There are a number of security facilities in Linux (capabilities, SELinux, AppArmor, seccomp, ...), and containers, since they are bound to process primitives, are of course subject to these facilities.
Name
capabilities
Description
For the purpose of performing permission checks traditional UNIX implementations distinguish two categories of processes: privileged processes (whose effective user ID is 0, referred to as superuser or root), and unprivileged processes (whose effective UID is nonzero).

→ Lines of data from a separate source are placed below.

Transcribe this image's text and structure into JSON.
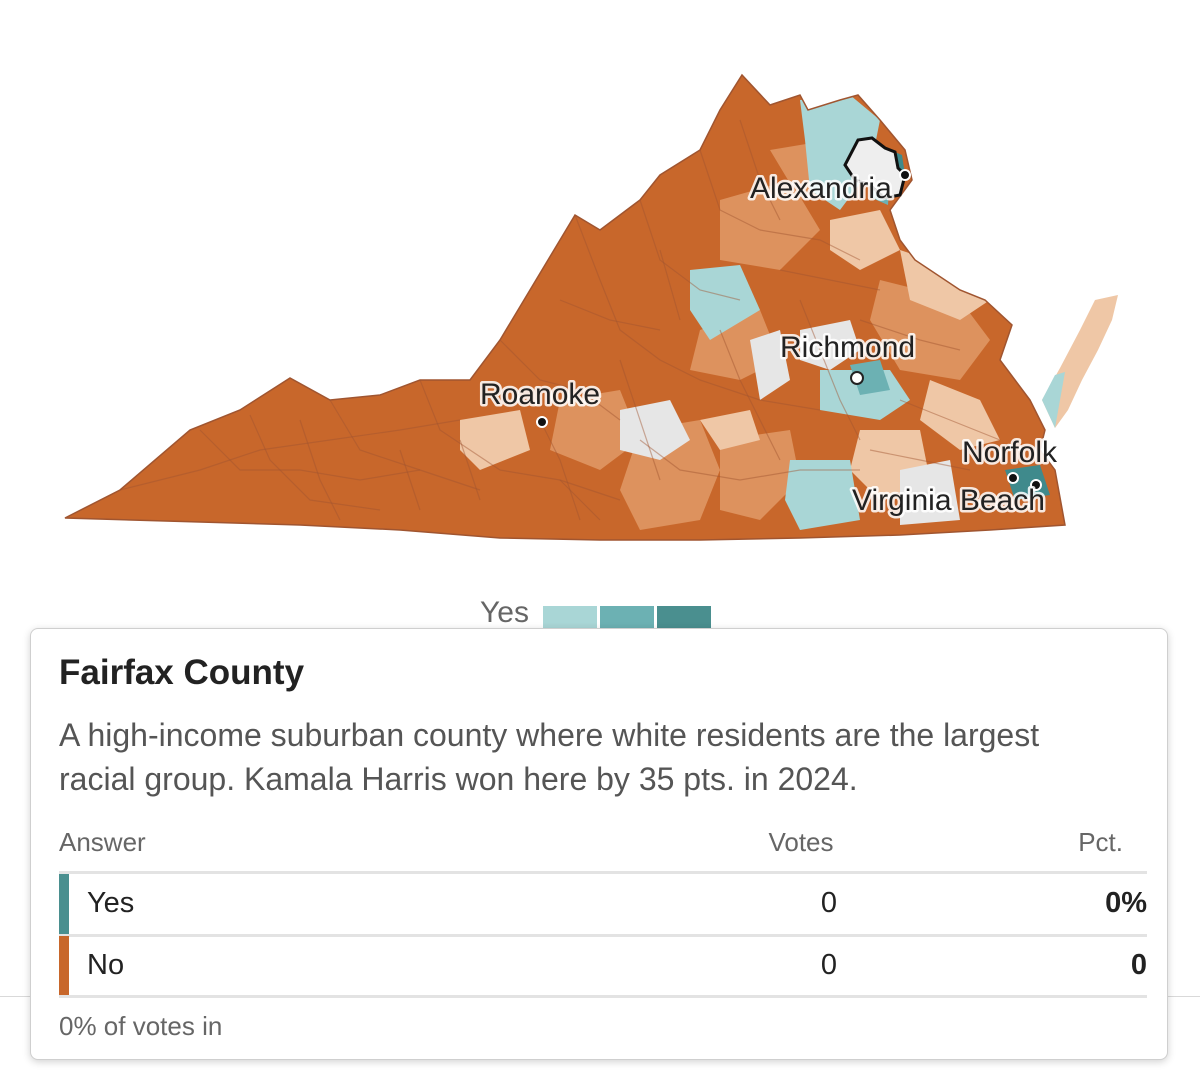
{
  "map": {
    "cities": [
      {
        "name": "Alexandria",
        "marker": "filled"
      },
      {
        "name": "Richmond",
        "marker": "hollow"
      },
      {
        "name": "Roanoke",
        "marker": "filled"
      },
      {
        "name": "Norfolk",
        "marker": "filled"
      },
      {
        "name": "Virginia Beach",
        "marker": "filled"
      }
    ],
    "colors": {
      "no_strong": "#c8672b",
      "no_medium": "#dd925e",
      "no_light": "#efc7a6",
      "neutral": "#e6e6e6",
      "yes_light": "#a9d6d6",
      "yes_medium": "#6cb1b3",
      "yes_strong": "#3f8a8c",
      "border": "#a05530"
    },
    "highlighted_county": "Fairfax County"
  },
  "legend": {
    "yes_label": "Yes",
    "yes_colors": [
      "#a9d6d6",
      "#6cb1b3",
      "#4a8f8f"
    ]
  },
  "tooltip": {
    "title": "Fairfax County",
    "description": "A high-income suburban county where white residents are the largest racial group. Kamala Harris won here by 35 pts. in 2024.",
    "columns": {
      "answer": "Answer",
      "votes": "Votes",
      "pct": "Pct."
    },
    "rows": [
      {
        "answer": "Yes",
        "votes": "0",
        "pct": "0%",
        "color": "#4a8f8f"
      },
      {
        "answer": "No",
        "votes": "0",
        "pct": "0",
        "color": "#c8672b"
      }
    ],
    "footer": "0% of votes in"
  }
}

Privileged processes bypass all kernel permission checks while unprivileged processes are subject to full permission checking based on the process's credentials (usually: effective UID, effective GID, and supplementary group list).
The docker cli has direct support for adding (--cap-add) or dropping (--cap-drop) capabilities. By default Docker drops all capabilities except for some most commonly needed, a whitelist instead of a blacklist approach.
So for example, if you are in a container with your own uts namespace, why would an application level process want to change the hostname?
# docker run -it centos:7 /bin/bash
[root@42308ee74c3b /]# hostname
42308ee74c3b
[root@42308ee74c3b /]# hostname inacontainer
hostname: you must be root to change the host name
[root@42308ee74c3b /]# exit
But if you do need to do so, you can add a powerful capability (but beware of side effects, where else could this power be misused?):
# docker run -it --cap-add SYS_ADMIN centos:7 /bin/bash
[root@4f2d48b21058 /]# hostname
4f2d48b21058
[root@4f2d48b21058 /]# hostname inacontainer
[root@4f2d48b21058 /]# hostname
inacontainer
[root@4f2d48b21058 /]# exit
exit
# hostname
ubuntu-xenial
On many Linux distributions you’ll find ping configured with cap_net_raw (which allows ping to create raw sockets), on some ping is still configured to runs as root via setuid bit (set user ID upon execution).
On our Ubuntu host, we will configure ping with capabilities using setcap cap_net_raw+ep /bin/ping and remove the setuid bit. The “+ep” means you’re adding the capability (“-” would remove it) as Effective and Permitted.
There are 3 modes:
- e: Effective. This means the capability is “activated”.
- p: Permitted. This means the capability can be used/is allowed.
- i: Inherited. The capability is kept by child/subprocesses upon execve() for example.
# ls -la /bin/ping
-rwsr-xr-x 1 root root 44168 May 7 2014 /bin/ping
# setcap cap_net_raw+ep /bin/ping
# getcap /bin/ping
/bin/ping = cap_net_raw+ep
# chmod u-s /bin/ping
# ping google.com
PING google.com (172.217.23.142) 56(84) bytes of data.
64 bytes from fra16s18-in-f14.1e100.net (172.217.23.142): icmp_seq=1 ttl=63 time=18.2 ms
^C
Now that we are familiar with this facility, we will start a centos container with dropped capability NET_RAW:
# docker run -it --cap-drop NET_RAW centos:7 /bin/bash
[root@45b40625ae84 /]# getcap /bin/ping
/bin/ping = cap_net_admin,cap_net_raw+p
[root@45b40625ae84 /]# /bin/ping google.com
ping: socket: Operation not permitted
[root@45b40625ae84 /]# exit
exit
The statements "secure by default" or "software is safer in containers" relates to the adjusted process environments.
From a security perspective, containers offer the option to reduce attack surfaces and isolate applications to include only the required components, interfaces, libraries and network connections. But the developer or user has to make a well informed effort, security is not a free option.